After no women applied for their Summer of Code project, the GNOME Foundation has decided to sponsor a special program to attract more budding female developers by offering a $3000 intern deal. Three winners will be assigned a mentor to hack on their GNOME project of choice from home for two months.
"Women prefer KDE" jokes aside, I think this is a valiant attempt to balance the open source community's gender inequalities. However, I'm offended at the application requirements that "don't require you to be a Computer Science student, or even to have a good GPA". Although the point they're likely trying to get across is that a lack of experience doesn't mean a lack of ability, it still sounds like the team is expecting mediocre candidates just to fill a quota.

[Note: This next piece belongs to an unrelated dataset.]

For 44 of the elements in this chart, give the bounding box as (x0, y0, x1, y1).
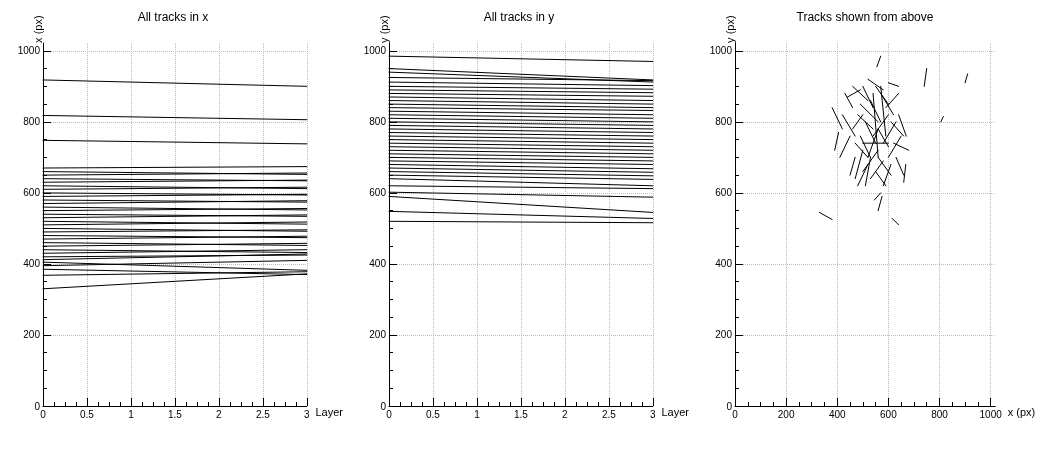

GNOME defends their controversial program based on the results of a recent report stating that women still have a disadvantage due to "being introduced to computers at a later age, being less encouraged to specialise in computing, having few female role models, having less free time to spend programming than men do, and being on the receiving end of sexism when they do try to get involved." The WSOP program is GNOME's first step in helping reverse this trend, hoping the rest of the open source community follows suit.
I genuinely hope that I'm being overly critical and some kick-ass women get exposure from this project. I'll do what I can to keep track of who gets accepted and post a follow up after the termination of the project. So ladies, you have until July 1st to apply. Do us all proud.